Between Two Waves
- Author: Ian Meadows
- Cover artist: Design: Interbrand. Pictured: Ian Meadows. Photographer: Katae Kaars.
- Language: English
- Genre: Play
- Publisher: Currency Press
- Publication date: 2012
- Publication place: Australia
- Media type: Print (Paperback)
- ISBN: 978-0-86819-949-8

= Between Two Waves =

2012 play by Ian Meadows

Between Two Waves is a play by Australian playwright Ian Meadows. It was first produced by Griffin Theatre Company in 2012.

==Plot==
Daniel – a climatologist and advisor to the government – loses a lifetime of research in a flood.

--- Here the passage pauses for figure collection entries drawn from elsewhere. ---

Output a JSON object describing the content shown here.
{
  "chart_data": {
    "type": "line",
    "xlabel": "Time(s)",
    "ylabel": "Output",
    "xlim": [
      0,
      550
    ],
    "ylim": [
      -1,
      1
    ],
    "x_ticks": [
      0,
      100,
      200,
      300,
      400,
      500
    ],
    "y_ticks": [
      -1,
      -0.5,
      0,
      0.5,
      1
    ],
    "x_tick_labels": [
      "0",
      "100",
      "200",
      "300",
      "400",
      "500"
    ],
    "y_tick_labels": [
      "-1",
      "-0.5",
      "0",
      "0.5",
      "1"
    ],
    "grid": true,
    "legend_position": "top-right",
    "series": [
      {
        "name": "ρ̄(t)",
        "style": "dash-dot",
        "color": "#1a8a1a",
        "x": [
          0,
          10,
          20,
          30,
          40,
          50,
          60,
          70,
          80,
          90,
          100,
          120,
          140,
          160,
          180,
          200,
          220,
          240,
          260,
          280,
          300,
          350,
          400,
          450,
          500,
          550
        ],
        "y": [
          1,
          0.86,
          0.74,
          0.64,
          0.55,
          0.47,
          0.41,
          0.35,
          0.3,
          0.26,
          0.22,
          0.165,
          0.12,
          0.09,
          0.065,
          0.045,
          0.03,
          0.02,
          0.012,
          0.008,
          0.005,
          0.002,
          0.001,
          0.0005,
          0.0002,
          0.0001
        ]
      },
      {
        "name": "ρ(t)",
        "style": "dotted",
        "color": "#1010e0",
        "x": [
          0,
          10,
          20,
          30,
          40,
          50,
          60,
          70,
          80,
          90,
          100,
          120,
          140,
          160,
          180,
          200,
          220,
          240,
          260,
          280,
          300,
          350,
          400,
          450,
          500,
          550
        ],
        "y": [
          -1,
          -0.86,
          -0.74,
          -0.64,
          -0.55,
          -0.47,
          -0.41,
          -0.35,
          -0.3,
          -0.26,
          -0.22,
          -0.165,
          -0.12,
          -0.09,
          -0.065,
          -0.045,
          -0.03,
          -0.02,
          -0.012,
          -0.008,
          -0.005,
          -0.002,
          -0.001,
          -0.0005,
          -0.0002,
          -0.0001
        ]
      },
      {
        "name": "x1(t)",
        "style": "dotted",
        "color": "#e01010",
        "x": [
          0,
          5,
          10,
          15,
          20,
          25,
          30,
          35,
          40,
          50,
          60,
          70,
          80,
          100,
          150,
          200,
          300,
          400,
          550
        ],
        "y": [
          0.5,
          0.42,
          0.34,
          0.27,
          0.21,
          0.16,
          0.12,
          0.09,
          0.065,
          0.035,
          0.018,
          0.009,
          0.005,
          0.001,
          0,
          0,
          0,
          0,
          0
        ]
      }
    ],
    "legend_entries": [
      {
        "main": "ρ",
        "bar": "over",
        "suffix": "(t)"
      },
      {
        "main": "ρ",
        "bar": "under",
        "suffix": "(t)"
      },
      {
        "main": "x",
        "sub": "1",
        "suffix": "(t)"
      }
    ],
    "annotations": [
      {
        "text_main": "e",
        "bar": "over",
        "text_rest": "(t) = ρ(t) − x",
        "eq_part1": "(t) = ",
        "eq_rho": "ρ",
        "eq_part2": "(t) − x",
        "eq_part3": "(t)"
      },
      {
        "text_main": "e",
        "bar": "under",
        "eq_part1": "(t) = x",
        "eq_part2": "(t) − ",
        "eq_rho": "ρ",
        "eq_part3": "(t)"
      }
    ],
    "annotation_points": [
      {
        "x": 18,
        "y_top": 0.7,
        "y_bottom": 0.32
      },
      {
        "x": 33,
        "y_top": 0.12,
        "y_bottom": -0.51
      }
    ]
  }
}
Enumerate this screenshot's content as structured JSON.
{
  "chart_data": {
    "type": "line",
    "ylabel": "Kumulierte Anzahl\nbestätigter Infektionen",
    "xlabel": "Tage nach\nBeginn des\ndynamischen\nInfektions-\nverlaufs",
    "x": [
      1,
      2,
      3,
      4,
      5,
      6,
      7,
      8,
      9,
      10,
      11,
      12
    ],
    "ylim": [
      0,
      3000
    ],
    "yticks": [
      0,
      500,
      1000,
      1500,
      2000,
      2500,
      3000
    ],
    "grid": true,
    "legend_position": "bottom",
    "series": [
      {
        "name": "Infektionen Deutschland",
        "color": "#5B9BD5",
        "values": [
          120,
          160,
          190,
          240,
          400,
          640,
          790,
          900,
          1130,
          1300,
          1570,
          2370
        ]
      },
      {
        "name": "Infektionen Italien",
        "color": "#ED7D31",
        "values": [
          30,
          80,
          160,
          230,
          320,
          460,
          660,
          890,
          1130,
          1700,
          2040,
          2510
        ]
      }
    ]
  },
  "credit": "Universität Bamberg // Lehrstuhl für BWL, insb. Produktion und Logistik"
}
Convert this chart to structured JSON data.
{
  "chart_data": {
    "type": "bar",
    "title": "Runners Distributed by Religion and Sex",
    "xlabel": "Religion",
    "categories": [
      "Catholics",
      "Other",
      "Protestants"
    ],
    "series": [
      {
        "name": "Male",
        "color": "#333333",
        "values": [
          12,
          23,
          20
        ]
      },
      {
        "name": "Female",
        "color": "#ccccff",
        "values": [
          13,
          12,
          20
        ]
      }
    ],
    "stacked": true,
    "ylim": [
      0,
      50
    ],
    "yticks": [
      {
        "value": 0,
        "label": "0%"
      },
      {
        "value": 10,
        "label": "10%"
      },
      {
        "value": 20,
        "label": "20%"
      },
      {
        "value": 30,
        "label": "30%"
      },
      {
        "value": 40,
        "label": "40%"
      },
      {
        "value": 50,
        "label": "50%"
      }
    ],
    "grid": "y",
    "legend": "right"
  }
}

When Fiona tells Daniel they're about to start a family, Daniel must choose between what he can predict and what he can't.

==First production==
Between Two Waves was first produced by Griffin Theatre Company at the SBW Stables Theatre, Sydney, on 5 October 2012, with the following cast:
- JIMMY: Chum Ehelepola
- GRENELLE: Rachel Gordon
- DANIEL: Ian Meadows
- FIONA: Ash Ricardo
- Director, Sam Strong
- Dramaturg, Tahli Corin
- Assistant Director, Mackenzie Steele
- Designer, David Fleischer
- Lighting Designer, Matthew Marshall
- Sound Designer and Composer, Steve Francis
- Audio-Visual Designer, Steve Toulmin

Between Two Waves was developed with the Griffin Theatre Company with assistance from Screen NSW.